The cases in our study were specially selected to identify the nature and forms of domestic violence, circumstances around violent episodes and the impact and coping mechanisms used by victims. This case study was part of an initial assessment to generate hypotheses about possible determinants and factors associated with domestic violence. It is important to keep in mind that the study presents reported data of perceived abuse by the respondents only. No corroborating information was obtained from other sources or the husbands, but often neighbours, family or community members were aware of the discord and had identified victims for the research team.

Recommendations

In the absence of relevant appropriate information, population-based epidemiological studies should explore culturally appropriate means of identifying and responding to abused women in resource-poor settings such as Pakistan. The community health houses in the Islamic Republic of Iran, panchayat in India and union parishads in Bangladesh act as the focal point for facilities, personnel and service delivery and offer empowerment initiatives [19]. Short-term efforts in Pakistan could include community-based health and family planning clinics to put abused women in contact with support services, since they have ongoing contact with the population at risk. Proper training and protocols are required to sensitize lady health workers—who have access to households under the government programme—to the issue of gender-based violence. A focus on community support groups and gender sensitization workshops is required. Counselling support and advocacy, as well as the mass media, need to be organized to address the issue.

Conclusion

Violence against women is not inevitable. The success of efforts to combat violence against women depends on a change in prevailing societal norms and correct interpretation and communication of the rights conferred to women by Islam. As long as society accepts the dominant masculine role and tolerates violent treatment of women, domestic violence will remain a problem.

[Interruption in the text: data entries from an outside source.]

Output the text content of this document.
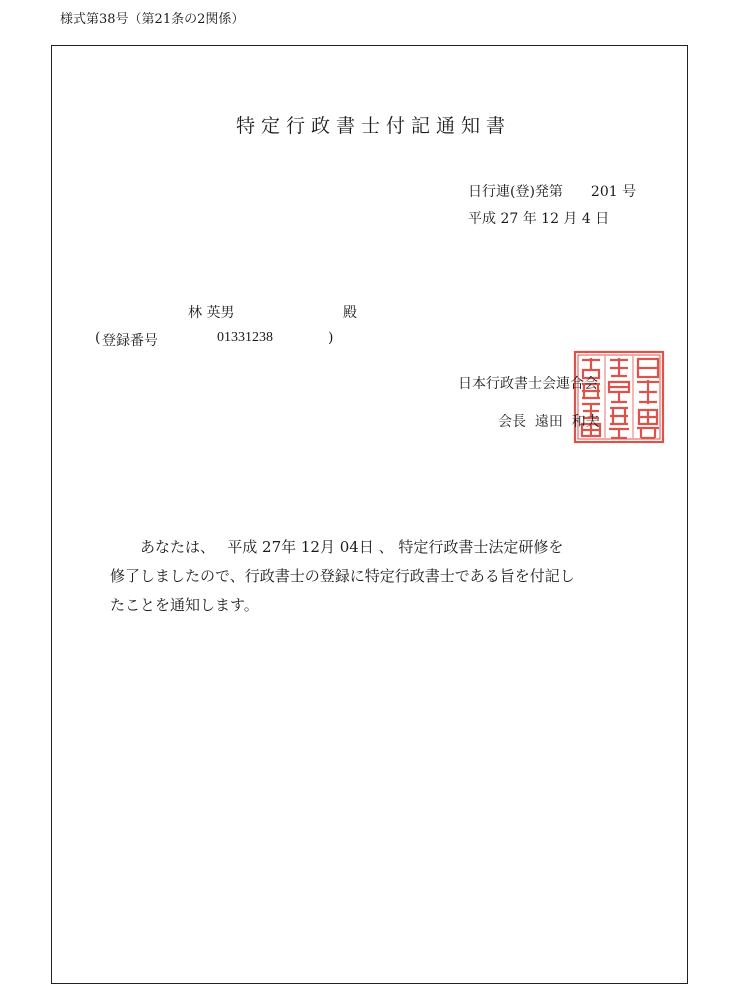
様式第38号（第21条の2関係）
特定行政書士付記通知書
日行連(登)発第　　201 号
平成 27 年 12 月 4 日
林 英男	殿
( 登録番号	01331238	)
日本行政書士会連合会
会長  遠田  和夫
あなたは、　 平成 27年 12月 04日 、 特定行政書士法定研修を
修了しましたので、行政書士の登録に特定行政書士である旨を付記し
たことを通知します。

Moreover, domestic violence should not be seen as private; it is a social problem whose resolution will require public policies, including appropriate legislation and protection of women’s rights.

Acknowledgements

Gratitude is expressed to the World Health Organization Centre for Health Development, Kobe, Japan for providing the funds to the principal investigator, Dr Asma Fozia Qureshi, to conduct this study under project ID number HQ/99/010793 (later reported in the WHO Centre for Health Development, Kobe, Japan’s International Public Health special edition as a part of a pilot research project on urban violence and health in 2001: ISBN 3-932136-82-9). We are thankful to our research assistants, Ms Fatima Sajan, Ms Anila Zaheeruddin and Zia Sultana, for assisting in conducting and transcribing the interviews. Ms Kausar S Khan, Drs Anwar Islam, Parvez Nayani and Riffat Zaman worked in the faculty research group. We thank the victim respondents for sharing their life circumstances with us and last but not least we must acknowledge our key informants, participants and staff of the Urban Health Programme, the Department of Community Health Sciences at Aga Khan University, and community activists for participating in this study.